🤖 AI Summary
This work proposes the Constrained Dual Unfolding (CDU) framework to address key challenges in constrained optimization, including the slow convergence of classical dual ascent algorithms and the unknown distribution of dual multipliers. CDU jointly approximates the saddle point of the Lagrangian via two coupled neural networks: a primal network that simulates optimization iterations for a given multiplier, and a dual network that generates an optimal multiplier trajectory layer by layer, invoking the primal network at each layer. By innovatively embedding dual ascent dynamics into an unfolding architecture and incorporating constraint learning to enforce descent in primal variables and ascent in dual variables, CDU mitigates uncertainty in multiplier distributions through an alternating training strategy. Experiments on mixed-integer quadratic programming and wireless power allocation demonstrate that CDU yields near-optimal, feasible solutions with strong out-of-distribution generalization.
📝 Abstract
In this paper, we develop unrolled neural networks to solve constrained optimization problems, offering accelerated, learnable counterparts to dual ascent (DA) algorithms. Our framework, termed constrained dual unrolling (CDU), comprises two coupled neural networks that jointly approximate the saddle point of the Lagrangian. The primal network emulates an iterative optimizer that finds a stationary point of the Lagrangian for a given dual multiplier, sampled from an unknown distribution. The dual network generates trajectories towards the optimal multipliers across its layers while querying the primal network at each layer.
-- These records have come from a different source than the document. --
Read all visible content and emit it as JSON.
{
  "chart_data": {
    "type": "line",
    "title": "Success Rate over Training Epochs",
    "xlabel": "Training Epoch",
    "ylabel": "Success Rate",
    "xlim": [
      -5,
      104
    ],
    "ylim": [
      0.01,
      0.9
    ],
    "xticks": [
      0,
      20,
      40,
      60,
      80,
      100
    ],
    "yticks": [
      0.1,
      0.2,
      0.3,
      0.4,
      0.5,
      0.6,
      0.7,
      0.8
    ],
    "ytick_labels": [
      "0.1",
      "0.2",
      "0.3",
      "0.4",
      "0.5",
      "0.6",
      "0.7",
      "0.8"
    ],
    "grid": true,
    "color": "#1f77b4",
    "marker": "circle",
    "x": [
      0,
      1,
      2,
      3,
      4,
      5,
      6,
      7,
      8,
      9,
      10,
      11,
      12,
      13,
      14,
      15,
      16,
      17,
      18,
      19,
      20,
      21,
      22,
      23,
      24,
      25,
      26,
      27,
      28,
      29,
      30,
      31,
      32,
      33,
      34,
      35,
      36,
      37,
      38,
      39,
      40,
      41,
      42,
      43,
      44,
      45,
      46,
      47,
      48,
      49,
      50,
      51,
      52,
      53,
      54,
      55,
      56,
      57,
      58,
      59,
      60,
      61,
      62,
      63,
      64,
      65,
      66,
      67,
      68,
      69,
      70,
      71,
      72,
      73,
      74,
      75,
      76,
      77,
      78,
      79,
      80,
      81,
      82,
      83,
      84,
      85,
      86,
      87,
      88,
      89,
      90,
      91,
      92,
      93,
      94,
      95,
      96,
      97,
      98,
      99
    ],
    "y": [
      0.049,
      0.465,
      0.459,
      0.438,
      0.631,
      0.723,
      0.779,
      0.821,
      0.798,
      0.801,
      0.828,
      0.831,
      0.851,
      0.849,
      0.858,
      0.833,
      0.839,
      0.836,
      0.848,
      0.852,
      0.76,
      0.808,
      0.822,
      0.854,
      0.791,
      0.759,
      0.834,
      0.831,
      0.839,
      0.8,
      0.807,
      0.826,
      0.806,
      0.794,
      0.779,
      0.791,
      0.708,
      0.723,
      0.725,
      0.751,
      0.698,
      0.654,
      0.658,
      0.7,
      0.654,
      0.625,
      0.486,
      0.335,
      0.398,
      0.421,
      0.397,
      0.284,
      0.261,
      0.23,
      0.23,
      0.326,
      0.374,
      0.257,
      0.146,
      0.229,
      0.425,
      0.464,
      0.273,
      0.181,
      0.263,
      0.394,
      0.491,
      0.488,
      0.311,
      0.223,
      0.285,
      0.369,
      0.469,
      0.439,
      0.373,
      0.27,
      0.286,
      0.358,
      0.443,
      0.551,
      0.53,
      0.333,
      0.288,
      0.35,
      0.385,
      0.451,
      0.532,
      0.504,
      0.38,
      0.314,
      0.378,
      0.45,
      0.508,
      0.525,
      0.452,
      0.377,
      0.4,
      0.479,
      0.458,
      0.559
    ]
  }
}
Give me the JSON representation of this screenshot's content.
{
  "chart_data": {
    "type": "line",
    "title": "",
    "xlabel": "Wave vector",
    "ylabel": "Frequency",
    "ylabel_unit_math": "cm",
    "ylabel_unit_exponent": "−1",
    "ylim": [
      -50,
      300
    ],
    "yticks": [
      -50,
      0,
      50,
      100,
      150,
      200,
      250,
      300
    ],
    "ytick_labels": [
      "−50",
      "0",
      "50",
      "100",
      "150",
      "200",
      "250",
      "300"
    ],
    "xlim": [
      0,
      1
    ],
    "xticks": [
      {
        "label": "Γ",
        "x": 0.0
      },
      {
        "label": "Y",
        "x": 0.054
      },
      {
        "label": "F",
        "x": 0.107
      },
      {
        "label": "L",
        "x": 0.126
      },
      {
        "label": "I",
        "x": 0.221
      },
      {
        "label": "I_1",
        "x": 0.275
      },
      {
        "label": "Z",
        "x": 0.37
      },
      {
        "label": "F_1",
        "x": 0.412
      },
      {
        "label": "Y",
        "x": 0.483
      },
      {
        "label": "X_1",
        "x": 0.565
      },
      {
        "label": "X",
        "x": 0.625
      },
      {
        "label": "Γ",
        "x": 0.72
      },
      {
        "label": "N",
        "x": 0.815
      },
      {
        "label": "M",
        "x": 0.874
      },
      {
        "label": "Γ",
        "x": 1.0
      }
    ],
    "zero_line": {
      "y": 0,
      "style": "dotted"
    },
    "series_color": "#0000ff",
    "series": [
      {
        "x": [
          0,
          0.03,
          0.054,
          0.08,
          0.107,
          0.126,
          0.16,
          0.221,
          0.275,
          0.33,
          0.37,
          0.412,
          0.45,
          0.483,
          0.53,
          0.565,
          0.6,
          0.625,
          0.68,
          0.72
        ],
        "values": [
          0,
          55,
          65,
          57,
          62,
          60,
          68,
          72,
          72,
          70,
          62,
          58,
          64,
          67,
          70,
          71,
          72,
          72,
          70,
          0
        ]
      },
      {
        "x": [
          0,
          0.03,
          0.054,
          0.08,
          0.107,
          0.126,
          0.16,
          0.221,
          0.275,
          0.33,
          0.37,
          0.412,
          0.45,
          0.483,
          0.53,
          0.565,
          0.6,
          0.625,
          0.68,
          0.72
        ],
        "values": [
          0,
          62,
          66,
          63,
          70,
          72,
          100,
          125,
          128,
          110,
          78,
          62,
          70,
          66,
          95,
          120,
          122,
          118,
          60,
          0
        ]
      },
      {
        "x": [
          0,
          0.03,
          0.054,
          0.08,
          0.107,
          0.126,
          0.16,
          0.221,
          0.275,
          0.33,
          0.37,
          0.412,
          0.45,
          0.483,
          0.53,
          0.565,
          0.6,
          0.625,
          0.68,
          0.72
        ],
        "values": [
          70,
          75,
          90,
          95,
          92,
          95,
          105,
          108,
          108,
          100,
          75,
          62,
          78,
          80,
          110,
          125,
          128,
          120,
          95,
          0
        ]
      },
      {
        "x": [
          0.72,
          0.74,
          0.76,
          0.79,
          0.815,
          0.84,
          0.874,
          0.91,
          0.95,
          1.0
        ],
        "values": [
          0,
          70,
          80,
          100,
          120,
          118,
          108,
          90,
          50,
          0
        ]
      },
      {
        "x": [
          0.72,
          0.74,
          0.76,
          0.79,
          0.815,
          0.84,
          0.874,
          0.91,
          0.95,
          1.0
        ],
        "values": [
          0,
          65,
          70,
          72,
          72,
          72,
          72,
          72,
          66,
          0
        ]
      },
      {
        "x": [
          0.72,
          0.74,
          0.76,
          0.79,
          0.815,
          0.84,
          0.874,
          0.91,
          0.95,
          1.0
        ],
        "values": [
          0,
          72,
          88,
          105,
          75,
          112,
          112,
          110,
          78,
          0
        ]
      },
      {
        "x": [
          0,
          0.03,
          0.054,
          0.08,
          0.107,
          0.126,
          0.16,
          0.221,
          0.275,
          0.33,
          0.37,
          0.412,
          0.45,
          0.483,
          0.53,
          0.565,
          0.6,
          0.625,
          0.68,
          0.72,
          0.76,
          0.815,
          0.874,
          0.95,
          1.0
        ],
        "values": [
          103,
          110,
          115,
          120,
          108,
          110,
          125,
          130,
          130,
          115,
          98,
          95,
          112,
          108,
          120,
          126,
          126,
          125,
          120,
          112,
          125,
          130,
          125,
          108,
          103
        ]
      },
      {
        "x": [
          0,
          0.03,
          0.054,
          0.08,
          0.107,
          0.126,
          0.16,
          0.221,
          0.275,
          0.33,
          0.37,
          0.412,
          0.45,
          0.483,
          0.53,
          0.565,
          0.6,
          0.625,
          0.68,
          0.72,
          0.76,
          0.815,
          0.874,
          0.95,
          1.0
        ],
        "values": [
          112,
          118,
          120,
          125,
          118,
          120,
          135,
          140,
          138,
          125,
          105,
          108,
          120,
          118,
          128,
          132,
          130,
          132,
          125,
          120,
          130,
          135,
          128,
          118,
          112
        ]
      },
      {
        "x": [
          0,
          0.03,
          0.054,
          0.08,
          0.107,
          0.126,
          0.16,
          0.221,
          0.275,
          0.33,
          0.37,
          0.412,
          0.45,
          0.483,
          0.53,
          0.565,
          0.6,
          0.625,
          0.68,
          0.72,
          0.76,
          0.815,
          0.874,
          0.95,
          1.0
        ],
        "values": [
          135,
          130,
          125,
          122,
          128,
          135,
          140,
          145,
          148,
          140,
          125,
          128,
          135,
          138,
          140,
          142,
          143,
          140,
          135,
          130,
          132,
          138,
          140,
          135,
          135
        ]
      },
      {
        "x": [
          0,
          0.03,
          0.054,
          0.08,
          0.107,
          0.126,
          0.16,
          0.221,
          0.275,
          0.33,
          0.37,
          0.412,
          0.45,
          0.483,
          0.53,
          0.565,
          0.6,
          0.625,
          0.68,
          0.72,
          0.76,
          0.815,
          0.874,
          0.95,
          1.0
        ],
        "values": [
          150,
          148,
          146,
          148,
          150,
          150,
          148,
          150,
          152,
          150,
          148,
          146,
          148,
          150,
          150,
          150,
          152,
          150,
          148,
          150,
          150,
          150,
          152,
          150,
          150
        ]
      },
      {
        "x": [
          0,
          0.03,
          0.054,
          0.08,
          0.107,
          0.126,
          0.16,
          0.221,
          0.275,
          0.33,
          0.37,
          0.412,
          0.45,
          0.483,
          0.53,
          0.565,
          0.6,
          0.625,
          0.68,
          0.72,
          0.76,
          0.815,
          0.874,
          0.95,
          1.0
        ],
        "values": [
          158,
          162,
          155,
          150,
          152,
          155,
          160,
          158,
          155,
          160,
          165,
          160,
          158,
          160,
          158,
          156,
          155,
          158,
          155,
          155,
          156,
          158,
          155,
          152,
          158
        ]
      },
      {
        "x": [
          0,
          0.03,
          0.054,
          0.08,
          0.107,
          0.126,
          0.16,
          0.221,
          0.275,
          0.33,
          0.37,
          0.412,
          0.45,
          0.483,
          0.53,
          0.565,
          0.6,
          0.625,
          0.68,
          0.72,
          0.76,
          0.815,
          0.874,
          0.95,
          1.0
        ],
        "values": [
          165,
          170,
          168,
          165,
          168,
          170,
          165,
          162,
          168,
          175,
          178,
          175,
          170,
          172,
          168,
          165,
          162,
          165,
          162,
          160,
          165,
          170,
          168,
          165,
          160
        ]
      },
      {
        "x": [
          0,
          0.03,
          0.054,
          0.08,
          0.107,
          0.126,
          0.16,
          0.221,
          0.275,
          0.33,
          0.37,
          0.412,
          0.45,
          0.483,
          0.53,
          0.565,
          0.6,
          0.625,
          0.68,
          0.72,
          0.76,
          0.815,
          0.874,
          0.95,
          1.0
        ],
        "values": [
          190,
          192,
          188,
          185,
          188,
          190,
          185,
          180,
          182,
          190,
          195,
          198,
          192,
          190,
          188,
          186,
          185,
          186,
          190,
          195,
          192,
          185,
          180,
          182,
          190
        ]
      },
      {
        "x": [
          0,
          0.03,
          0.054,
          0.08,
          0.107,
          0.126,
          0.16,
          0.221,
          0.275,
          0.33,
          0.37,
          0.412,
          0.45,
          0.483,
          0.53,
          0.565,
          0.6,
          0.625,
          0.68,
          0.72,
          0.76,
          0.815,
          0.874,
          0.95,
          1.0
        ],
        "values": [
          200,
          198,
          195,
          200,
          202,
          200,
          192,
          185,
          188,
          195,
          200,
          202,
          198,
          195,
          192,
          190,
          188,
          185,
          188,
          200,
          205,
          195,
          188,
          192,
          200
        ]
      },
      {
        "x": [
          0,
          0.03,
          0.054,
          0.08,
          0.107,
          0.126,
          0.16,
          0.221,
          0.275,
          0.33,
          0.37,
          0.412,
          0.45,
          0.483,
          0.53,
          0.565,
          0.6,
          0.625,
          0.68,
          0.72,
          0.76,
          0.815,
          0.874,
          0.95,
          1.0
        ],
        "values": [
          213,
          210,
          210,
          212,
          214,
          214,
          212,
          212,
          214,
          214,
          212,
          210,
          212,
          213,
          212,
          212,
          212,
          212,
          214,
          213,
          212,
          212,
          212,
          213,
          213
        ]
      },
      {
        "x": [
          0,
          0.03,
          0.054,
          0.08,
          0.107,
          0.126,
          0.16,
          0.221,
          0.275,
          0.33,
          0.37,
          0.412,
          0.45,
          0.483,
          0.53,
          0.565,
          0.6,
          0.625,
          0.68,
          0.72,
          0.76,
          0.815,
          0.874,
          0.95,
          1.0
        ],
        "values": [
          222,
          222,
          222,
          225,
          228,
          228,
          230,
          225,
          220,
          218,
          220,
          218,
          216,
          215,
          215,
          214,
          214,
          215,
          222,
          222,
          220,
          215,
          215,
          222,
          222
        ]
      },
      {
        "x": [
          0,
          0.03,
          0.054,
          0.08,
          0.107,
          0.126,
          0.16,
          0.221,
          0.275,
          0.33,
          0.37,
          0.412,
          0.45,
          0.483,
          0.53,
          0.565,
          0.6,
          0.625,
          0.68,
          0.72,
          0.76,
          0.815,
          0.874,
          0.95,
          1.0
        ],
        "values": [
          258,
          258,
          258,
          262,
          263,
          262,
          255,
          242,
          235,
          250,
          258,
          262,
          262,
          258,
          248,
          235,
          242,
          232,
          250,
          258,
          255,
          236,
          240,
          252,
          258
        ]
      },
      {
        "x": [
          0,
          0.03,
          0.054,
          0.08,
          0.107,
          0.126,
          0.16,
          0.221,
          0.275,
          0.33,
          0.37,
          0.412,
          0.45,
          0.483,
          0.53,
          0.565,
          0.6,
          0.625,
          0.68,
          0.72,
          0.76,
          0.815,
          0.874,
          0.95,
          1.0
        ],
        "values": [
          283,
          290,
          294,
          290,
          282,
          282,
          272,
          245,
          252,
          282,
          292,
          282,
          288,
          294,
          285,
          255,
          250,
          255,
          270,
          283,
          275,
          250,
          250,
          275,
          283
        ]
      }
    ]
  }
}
Departing from standard unrolling, we induce DA dynamics by imposing primal-descent and dual-ascent constraints through constrained learning. We formulate training the two networks as a nested optimization problem and propose an alternating procedure that updates the primal and dual networks in turn, mitigating uncertainty in the multiplier distribution required for primal network training. We numerically evaluate the framework on mixed-integer quadratic programs (MIQPs) and power allocation in wireless networks. In both cases, our approach yields near-optimal near-feasible solutions and exhibits strong out-of-distribution (OOD) generalization.